Uma invasão ao sistema nacional de alertas da Defesa Civil provocou o envio de mensagens falsas para usuários de telefonia móvel em pelo menos sete estados e no Distrito Federal entre a noite de sexta-feira (19) e a madrugada deste sábado (20). Segundo informações do Ministério da Integração e do Desenvolvimento Regional, os disparos ocorreram entre 23h41 e 1h23.
De acordo com levantamento preliminar, os alertas chegaram a moradores de Belo Horizonte (MG), Brasília (DF), Campo Grande (MS), Curitiba (PR), Rio Branco (AC), Rio de Janeiro (RJ), Salvador (BA) e São Paulo (SP). Somadas, essas localidades concentram cerca de 30 milhões de habitantes. Além das capitais, municípios do interior de São Paulo, Rio de Janeiro e Mato Grosso do Sul também receberam as notificações.

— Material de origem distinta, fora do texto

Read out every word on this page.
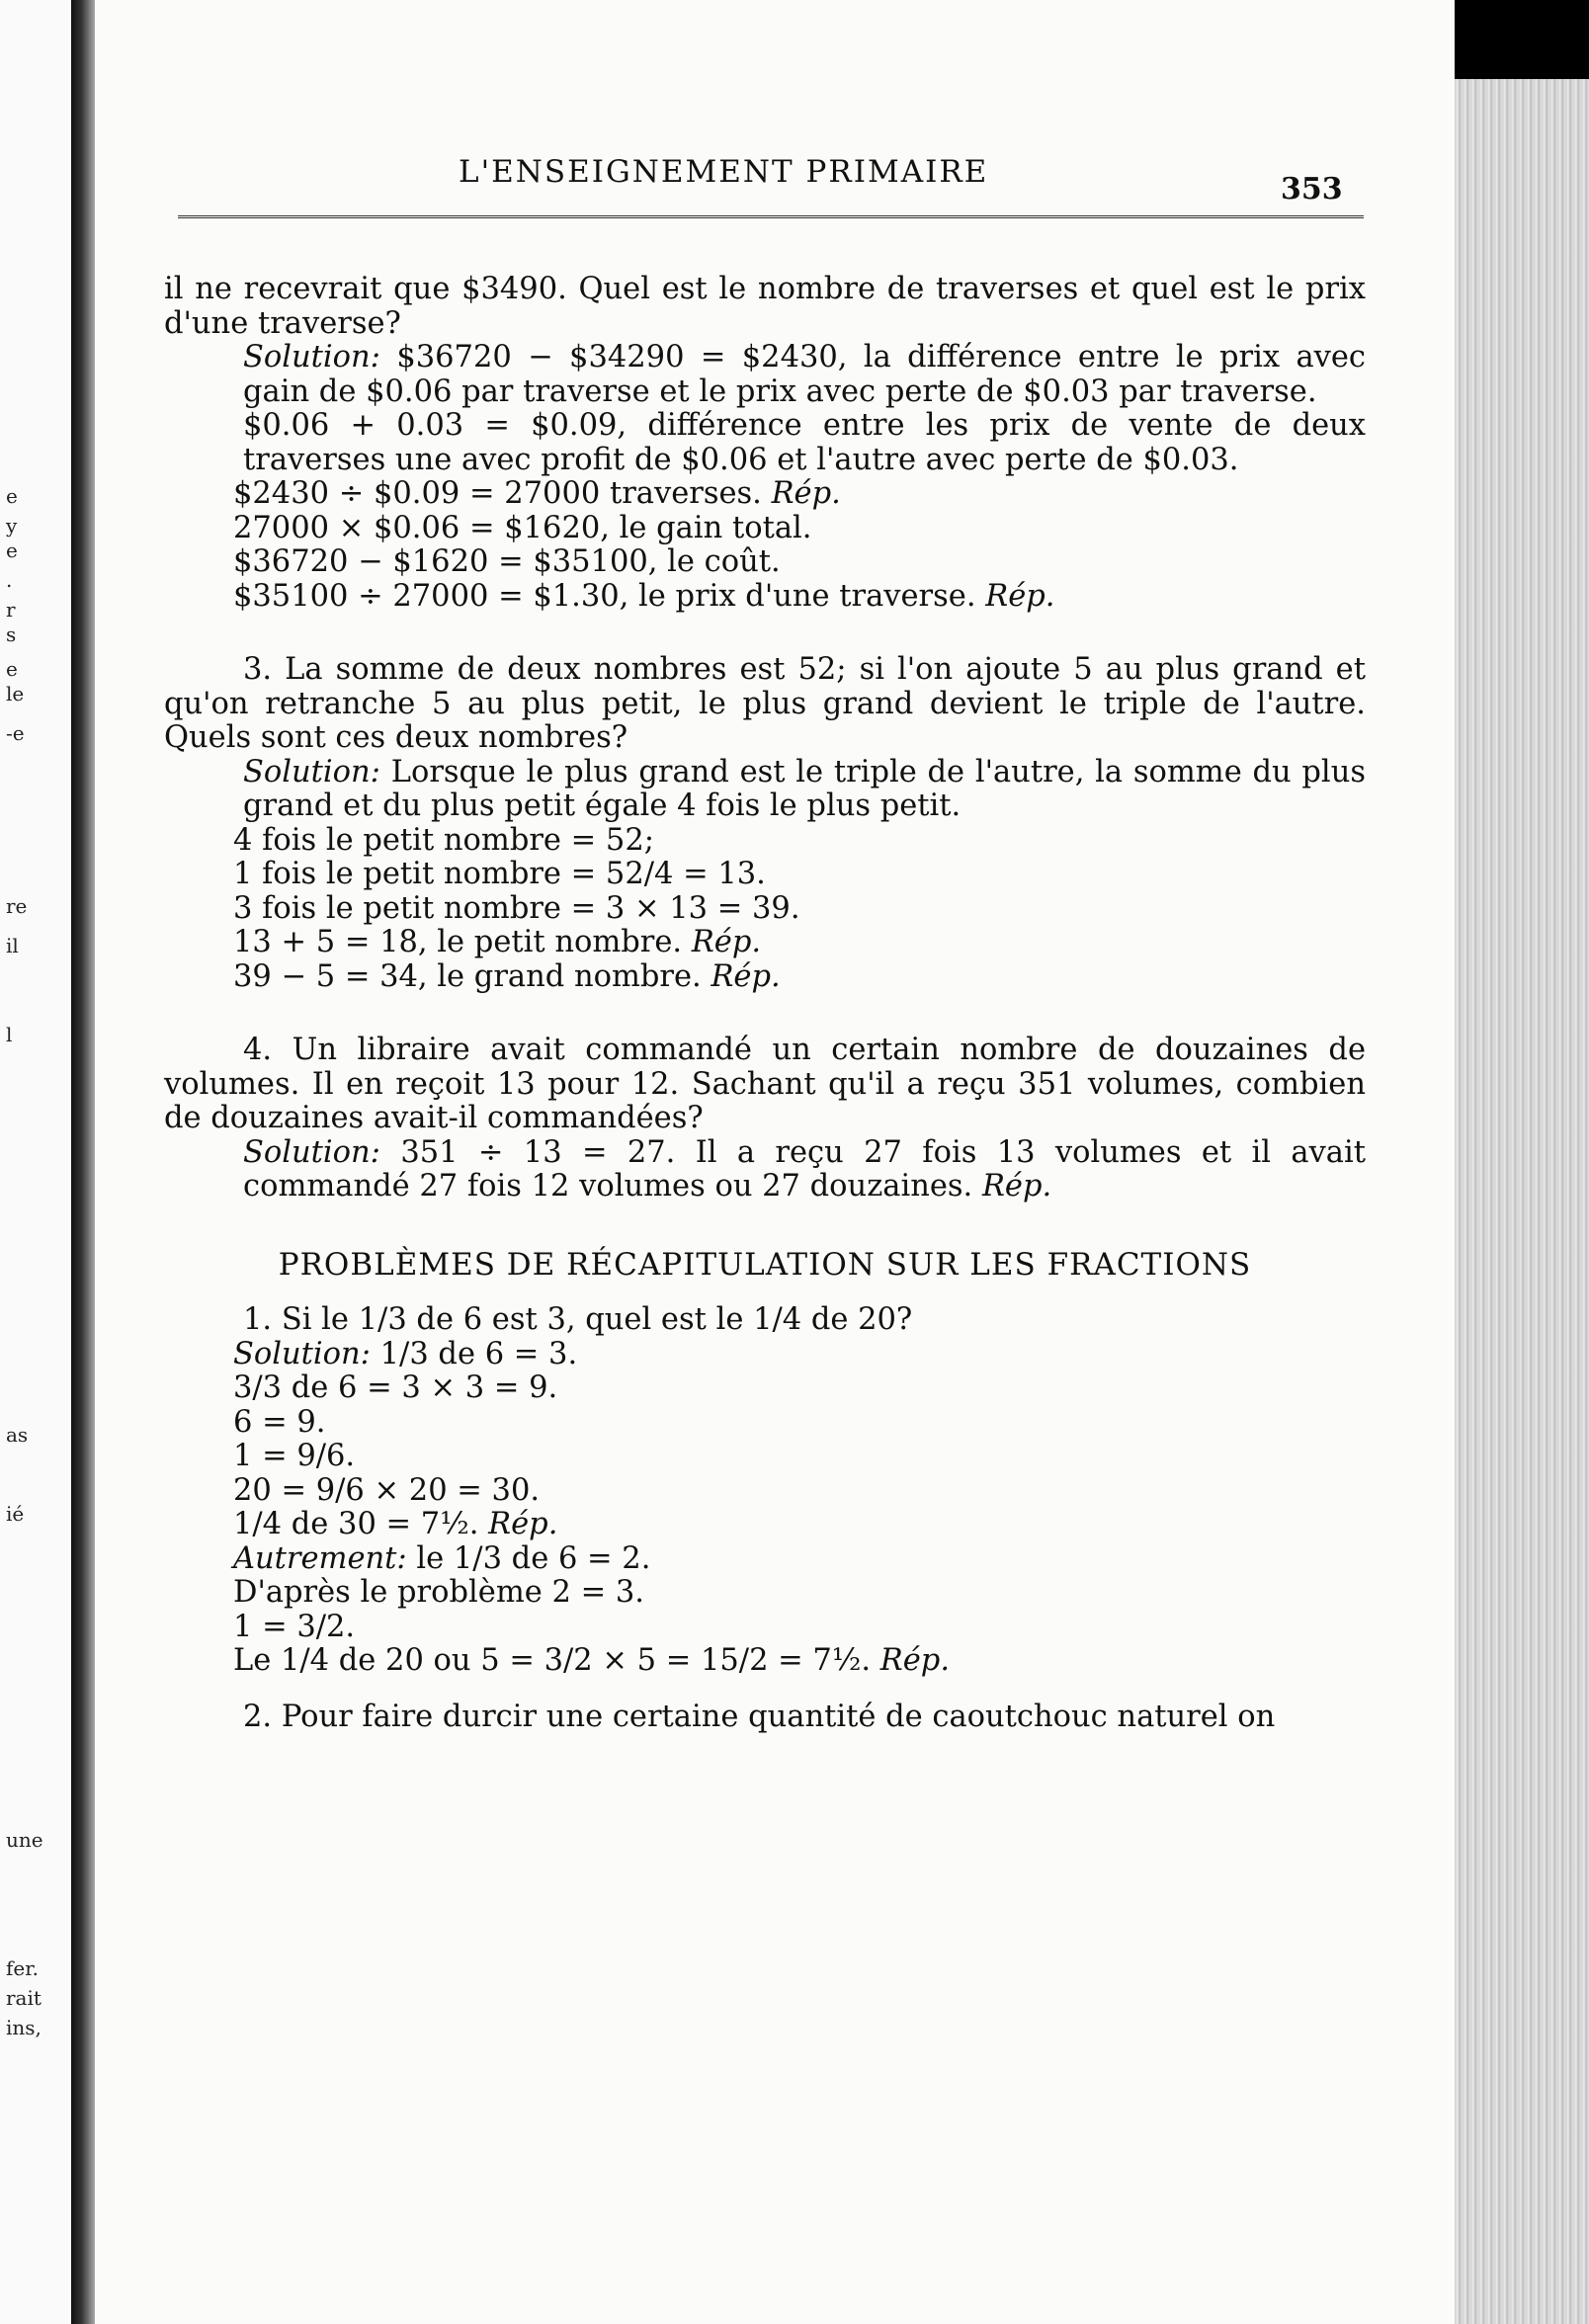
e
y
e
.
r
s
e
le
-e
re
il
l
as
ié
une
fer.
rait
ins,
L'ENSEIGNEMENT PRIMAIRE	353

il ne recevrait que $3490. Quel est le nombre de traverses et quel est le prix d'une traverse?

Solution: $36720 − $34290 = $2430, la différence entre le prix avec gain de $0.06 par traverse et le prix avec perte de $0.03 par traverse.

$0.06 + 0.03 = $0.09, différence entre les prix de vente de deux traverses une avec profit de $0.06 et l'autre avec perte de $0.03.

$2430 ÷ $0.09 = 27000 traverses. Rép.

27000 × $0.06 = $1620, le gain total.

$36720 − $1620 = $35100, le coût.

$35100 ÷ 27000 = $1.30, le prix d'une traverse. Rép.

3. La somme de deux nombres est 52; si l'on ajoute 5 au plus grand et qu'on retranche 5 au plus petit, le plus grand devient le triple de l'autre. Quels sont ces deux nombres?

Solution: Lorsque le plus grand est le triple de l'autre, la somme du plus grand et du plus petit égale 4 fois le plus petit.

4 fois le petit nombre = 52;

1 fois le petit nombre = 52/4 = 13.

3 fois le petit nombre = 3 × 13 = 39.

13 + 5 = 18, le petit nombre. Rép.

39 − 5 = 34, le grand nombre. Rép.

4. Un libraire avait commandé un certain nombre de douzaines de volumes. Il en reçoit 13 pour 12. Sachant qu'il a reçu 351 volumes, combien de douzaines avait-il commandées?

Solution: 351 ÷ 13 = 27. Il a reçu 27 fois 13 volumes et il avait commandé 27 fois 12 volumes ou 27 douzaines. Rép.

PROBLÈMES DE RÉCAPITULATION SUR LES FRACTIONS

1. Si le 1/3 de 6 est 3, quel est le 1/4 de 20?

Solution: 1/3 de 6 = 3.

3/3 de 6 = 3 × 3 = 9.

6 = 9.

1 = 9/6.

20 = 9/6 × 20 = 30.

1/4 de 30 = 7½. Rép.

Autrement: le 1/3 de 6 = 2.

D'après le problème 2 = 3.

1 = 3/2.

Le 1/4 de 20 ou 5 = 3/2 × 5 = 15/2 = 7½. Rép.

2. Pour faire durcir une certaine quantité de caoutchouc naturel on
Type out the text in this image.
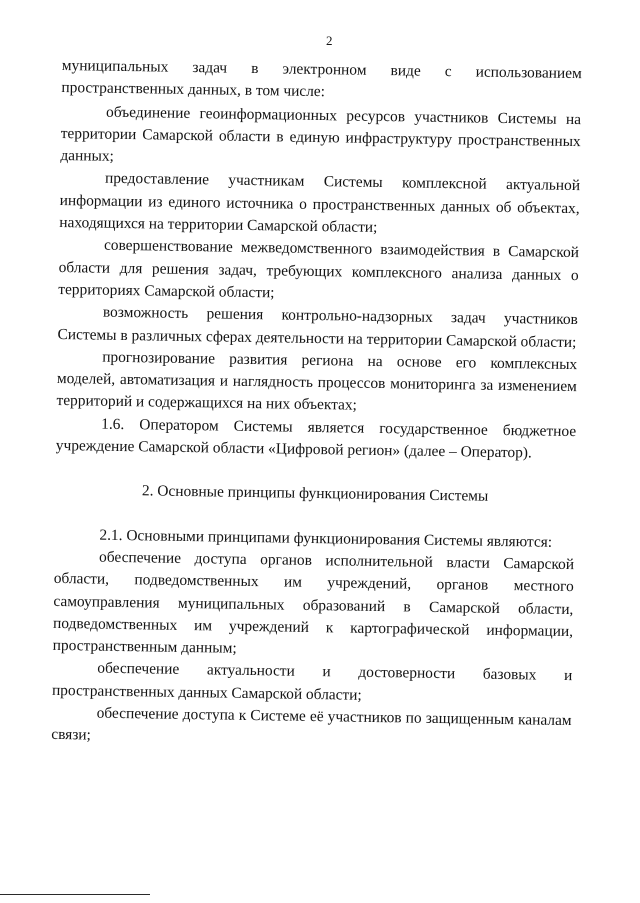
2

муниципальных задач в электронном виде с использованием пространственных данных, в том числе:

объединение геоинформационных ресурсов участников Системы на территории Самарской области в единую инфраструктуру пространственных данных;

предоставление участникам Системы комплексной актуальной информации из единого источника о пространственных данных об объектах, находящихся на территории Самарской области;

совершенствование межведомственного взаимодействия в Самарской области для решения задач, требующих комплексного анализа данных о территориях Самарской области;

возможность решения контрольно-надзорных задач участников Системы в различных сферах деятельности на территории Самарской области;

прогнозирование развития региона на основе его комплексных моделей, автоматизация и наглядность процессов мониторинга за изменением территорий и содержащихся на них объектах;

1.6. Оператором Системы является государственное бюджетное учреждение Самарской области «Цифровой регион» (далее – Оператор).

2. Основные принципы функционирования Системы

2.1. Основными принципами функционирования Системы являются:

обеспечение доступа органов исполнительной власти Самарской области, подведомственных им учреждений, органов местного самоуправления муниципальных образований в Самарской области, подведомственных им учреждений к картографической информации, пространственным данным;

обеспечение актуальности и достоверности базовых и пространственных данных Самарской области;

обеспечение доступа к Системе её участников по защищенным каналам связи;
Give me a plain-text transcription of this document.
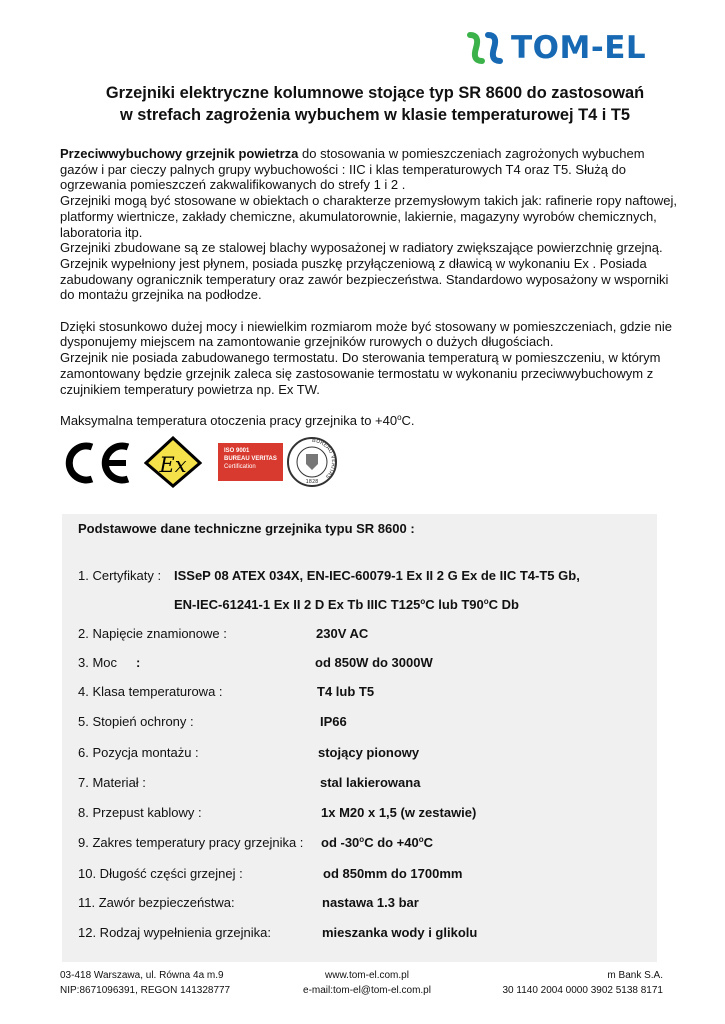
TOM-EL
Grzejniki elektryczne kolumnowe stojące typ SR 8600 do zastosowań
w strefach zagrożenia wybuchem w klasie temperaturowej T4 i T5

Przeciwwybuchowy grzejnik powietrza do stosowania w pomieszczeniach zagrożonych wybuchem gazów i par cieczy palnych grupy wybuchowości : IIC i klas temperaturowych T4 oraz T5. Służą do ogrzewania pomieszczeń zakwalifikowanych do strefy 1 i 2 .

Grzejniki mogą być stosowane w obiektach o charakterze przemysłowym takich jak: rafinerie ropy naftowej, platformy wiertnicze, zakłady chemiczne, akumulatorownie, lakiernie, magazyny wyrobów chemicznych, laboratoria itp.

Grzejniki zbudowane są ze stalowej blachy wyposażonej w radiatory zwiększające powierzchnię grzejną. Grzejnik wypełniony jest płynem, posiada puszkę przyłączeniową z dławicą w wykonaniu Ex . Posiada zabudowany ogranicznik temperatury oraz zawór bezpieczeństwa. Standardowo wyposażony w wsporniki do montażu grzejnika na podłodze.

Dzięki stosunkowo dużej mocy i niewielkim rozmiarom może być stosowany w pomieszczeniach, gdzie nie dysponujemy miejscem na zamontowanie grzejników rurowych o dużych długościach.

Grzejnik nie posiada zabudowanego termostatu. Do sterowania temperaturą w pomieszczeniu, w którym zamontowany będzie grzejnik zaleca się zastosowanie termostatu w wykonaniu przeciwwybuchowym z czujnikiem temperatury powietrza np. Ex TW.

Maksymalna temperatura otoczenia pracy grzejnika to $+40^oC$.

Ex
ISO 9001
BUREAU VERITAS
Certification
BUREAU VERITAS
1828
Podstawowe dane techniczne grzejnika typu SR 8600 :
1. Certyfikaty : ISSeP 08 ATEX 034X, EN-IEC-60079-1 Ex II 2 G Ex de IIC T4-T5 Gb,
EN-IEC-61241-1 Ex II 2 D Ex Tb IIIC T125$^o$C lub T90$^o$C Db
2. Napięcie znamionowe :	230V AC
3. Moc :	od 850W do 3000W
4. Klasa temperaturowa :	T4 lub T5
5. Stopień ochrony :	IP66
6. Pozycja montażu :	stojący pionowy
7. Materiał :	stal lakierowana
8. Przepust kablowy :	1x M20 x 1,5 (w zestawie)
9. Zakres temperatury pracy grzejnika : od -30$^o$C do $+40^oC$
10. Długość części grzejnej :	od 850mm do 1700mm
11. Zawór bezpieczeństwa:	nastawa 1.3 bar
12. Rodzaj wypełnienia grzejnika:	mieszanka wody i glikolu
03-418 Warszawa, ul. Równa 4a m.9
NIP:8671096391, REGON 141328777
www.tom-el.com.pl
e-mail:tom-el@tom-el.com.pl
m Bank S.A.
30 1140 2004 0000 3902 5138 8171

Em entrevista coletiva realizada neste sábado, o secretário nacional de Proteção e Defesa Civil, Wolnei Wolff, informou que foram emitidos dez alertas distintos durante a invasão.
“Foram nove mensagens emitidas pelo Cell Broadcast [sistema implantado em 2025] e uma pelo sistema SMS [sistema utilizado desde 2014 e substituído no ano passado]”, afirmou Wolff.
As mensagens falsas continham termos como “misantropia” e “invasão alienígena”, além do alerta sonoro característico utilizado em situações de emergência. Segundo o secretário, o primeiro aviso foi disparado para a cidade de Curitiba e, em seguida, outros alertas foram enviados para diferentes regiões do país.
“Sabemos que o primeiro alerta partiu do Paraná. Depois que o acesso foi desativado, outras mensagens foram emitidas”, disse.
O sistema Defesa Civil Alerta utiliza a tecnologia Cell Broadcast para encaminhar mensagens de emergência diretamente aos celulares localizados em áreas de risco, sem necessidade de cadastro prévio ou instalação de aplicativos. A ferramenta é usada para avisar a população sobre desastres naturais e eventos climáticos extremos.
A Polícia Federal conduz as investigações em conjunto com a equipe técnica da Defesa Civil para identificar os responsáveis pelo ataque cibernético. As autoridades ainda apuram se a ação foi praticada por uma única pessoa ou por um grupo organizado.
A Agência Nacional de Telecomunicações (Anatel) também acompanha o caso. Em nota, a agência informou que, até o momento, os alertas falsos não teriam passado pelos canais oficiais da plataforma técnica operada pela Associação Brasileira de Recursos em Telecomunicações (ABR Telecom).
Questionado sobre a segurança do sistema, Wolnei Wolff afirmou que medidas de aprimoramento já vinham sendo desenvolvidas antes do incidente.
“Não é a primeira vez que sistemas de órgãos públicos são atacados por hackers cometendo crimes cibernéticos”, disse. “Lamentavelmente têm pessoas que se propõem a faz um desserviço à nação”, complementou.
O secretário destacou ainda que o episódio servirá para reforçar os mecanismos de proteção da plataforma.
“Temos que considerar o que aconteceu nesse ataque. Como essas pessoas conseguiram fazer o ataque, ultrapassar a nossa segurança”, concluiu.